The nineteenth century was the ground for the struggle for more rights, including women’s access to civil rights.
On January 14, 1882, a journalist, Maria Deraismes, became the first woman to be initiated into a male Freemasons Lodge. But it was only eleven years later, on April 4, 1893, that Maria Deraismes and Dr. Georges Martin, a Freemason and a feminist, created the first co-Masonic Lodge of “Le Droit Humain”, in Paris. This event revolutionized the “Male Only” Masonic world.
Born out of this Lodge in 1901, the International Order of Freemasonry for Men and Women “Le Droit Humain” asserts in its statutes the equality of men and women for the very first time in an Obedience. The other main principles are: internationalism, the initiatory continuity from the 1st to the 33rd degree according to the “Ancient and Accepted Scottish Rite”, as well as the rejection of any dogmatism.

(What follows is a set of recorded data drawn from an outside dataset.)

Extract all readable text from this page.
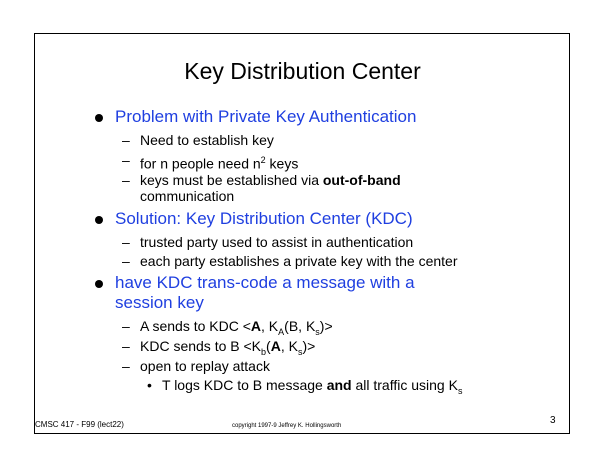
Key Distribution Center
Problem with Private Key Authentication
– Need to establish key
– for n people need $n^2$ keys
– keys must be established via out-of-band
communication
Solution: Key Distribution Center (KDC)
– trusted party used to assist in authentication
– each party establishes a private key with the center
have KDC trans-code a message with a
session key
– A sends to KDC <A, $K_A(B$, $K_s)>$
– KDC sends to $B <K_b(A$, $K_s)>$
– open to replay attack
• T logs KDC to B message and all traffic using $K_s$
CMSC 417 - F99 (lect22)	copyright 1997-9 Jeffrey K. Hollingsworth	3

Today, “Le Droit Humain” brings together 30,000 members, in more than 60 countries, on five continents. It is composed of Freemasons, men and women fraternally united, without distinction on grounds of ethnicity, philosophy or religion. Their reflections focus on:
– Societal issues
The Cornerstones of the Order
The first three articles constituting the International Order of Freemasonry for Men and Women “Le Droit Humain” are:
- The Order affirms the equality of men and women and, through its title, advocates equal and universal social justice, within a humanity organized in free and fraternal societies;
- Composed of male and female Freemasons, united without distinction on grounds of social, racial or ethnic origin, philosophical opinion or religion, the Order prescribes a ceremonial and symbolic method to achieve this goal;
- Respectful of secularism, of all beliefs, its members seek, above all, to realize on earth and for all human beings, the greatest possible degree of moral, intellectual and spiritual development.